The Constitutional Court decision was taken this Tuesday, but was distributed one day later through an e-mail by the Parliament Press Office. Different to what this action insinuates, the issue of the new Parliamentary Complex is not closed. On the contrary, it is more open than ever.
To put it simpler, the Constitutional Court rejected the form of the Municipality request, and not the core of the case. They reviewed the issue either the Parliament decision overcomes the competences of the local administration or not.
The Court notes that the decision is an individual Parliament Act. The decision expresses the purpose for building a Parliamentary Complex, but it doesn’t exclude the Municipality from exerting its duties, such as giving the construction permission, etc.

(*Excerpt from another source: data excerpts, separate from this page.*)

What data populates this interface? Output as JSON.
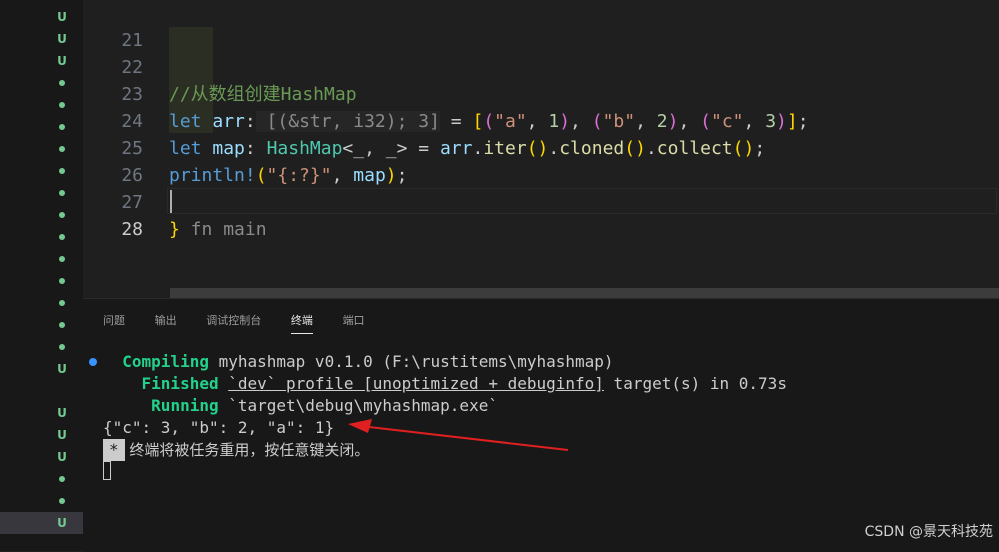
{
  "scm_gutter": {
    "markers": [
      "U",
      "U",
      "U",
      "dot",
      "dot",
      "dot",
      "dot",
      "dot",
      "dot",
      "dot",
      "dot",
      "dot",
      "dot",
      "dot",
      "dot",
      "dot",
      "U",
      "",
      "U",
      "U",
      "U",
      "dot",
      "dot",
      "U"
    ]
  },
  "editor": {
    "lines": [
      {
        "num": "21"
      },
      {
        "num": "22",
        "comment": "//从数组创建HashMap"
      },
      {
        "num": "23",
        "kw": "let",
        "var": "arr",
        "colon": ":",
        "hint": " [(&str, i32); 3]",
        "eq": " = ",
        "tok1": "[",
        "tok2": "(",
        "s1": "\"a\"",
        "c1": ", ",
        "n1": "1",
        "tok3": ")",
        "c2": ", ",
        "tok4": "(",
        "s2": "\"b\"",
        "c3": ", ",
        "n2": "2",
        "tok5": ")",
        "c4": ", ",
        "tok6": "(",
        "s3": "\"c\"",
        "c5": ", ",
        "n3": "3",
        "tok7": ")",
        "tok8": "]",
        "semi": ";"
      },
      {
        "num": "24",
        "kw": "let",
        "var": "map",
        "colon": ": ",
        "type": "HashMap",
        "generic": "<_, _>",
        "eq": " = ",
        "recv": "arr",
        "dot1": ".",
        "m1": "iter",
        "pp1": "()",
        "dot2": ".",
        "m2": "cloned",
        "pp2": "()",
        "dot3": ".",
        "m3": "collect",
        "pp3": "()",
        "semi": ";"
      },
      {
        "num": "25",
        "macro": "println!",
        "open": "(",
        "fmt": "\"{:?}\"",
        "comma": ", ",
        "arg": "map",
        "close": ")",
        "semi": ";"
      },
      {
        "num": "26"
      },
      {
        "num": "27",
        "brace": "}",
        "fold": " fn main"
      },
      {
        "num": "28"
      }
    ]
  },
  "panel": {
    "tabs": [
      "问题",
      "输出",
      "调试控制台",
      "终端",
      "端口"
    ],
    "active_tab": "终端",
    "terminal": {
      "compiling_label": "Compiling",
      "compiling_text": " myhashmap v0.1.0 (F:\\rustitems\\myhashmap)",
      "finished_label": "Finished",
      "finished_profile": "`dev` profile [unoptimized + debuginfo]",
      "finished_rest": " target(s) in 0.73s",
      "running_label": "Running",
      "running_text": " `target\\debug\\myhashmap.exe`",
      "output": "{\"c\": 3, \"b\": 2, \"a\": 1}",
      "star": "*",
      "reuse_msg": " 终端将被任务重用，按任意键关闭。"
    }
  },
  "watermark": "CSDN @景天科技苑",
  "colors": {
    "background": "#1f1f1f",
    "scm_added": "#73c991",
    "terminal_green": "#23d18b",
    "annotation_arrow": "#e02020"
  }
}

The Court notes that the Parliament Decision contains no conflict between the Municipality and the Parliament, so there is no reason to suspend the decision. But the decision specifies that a law must be passed for the construction procedures. This law was approved on July 14th. This time, the Constitutional Court must focus on the core of the case, if the law of construction procedures violates the Constitution or not. The new request, presented this time by a group of MPs, argues that the law has usurped the competences that belong to the local administration.
The law predicts that the Council of Territory Regulation is the competent institution for giving the permit. But the MPs’ request brings another argument from the jurisprudence of the Constitutional Court, when the Court itself considers as incompatible the decentralization principle of the KRRTRSH competence for giving permits to objects of a special importance in the city centers, which also approve the urban studies.
For Tirana, the permit should be given by the Council of Territory Regulation for Tirana. The law for the organizing and functioning of the local government requires qualified majority, while the law for the procedures of the construction of a new Parliamentary Complex was approved with simple majority. In what is called “hierarchy of normative acts”, the qualified majority laws stand above all other laws.
The law never mentions the value of the construction, and according to the MPs, this damages the principle of juridical security, because it leaves unlimited spaces for public fund abuses. The MPs believe that the Constitutional Court will support them for a law that was not decreed by the President, but it entered in act with his silence. The plenary silence of the Constitutional Court that should be held on November 10th was postponed to December 23rd.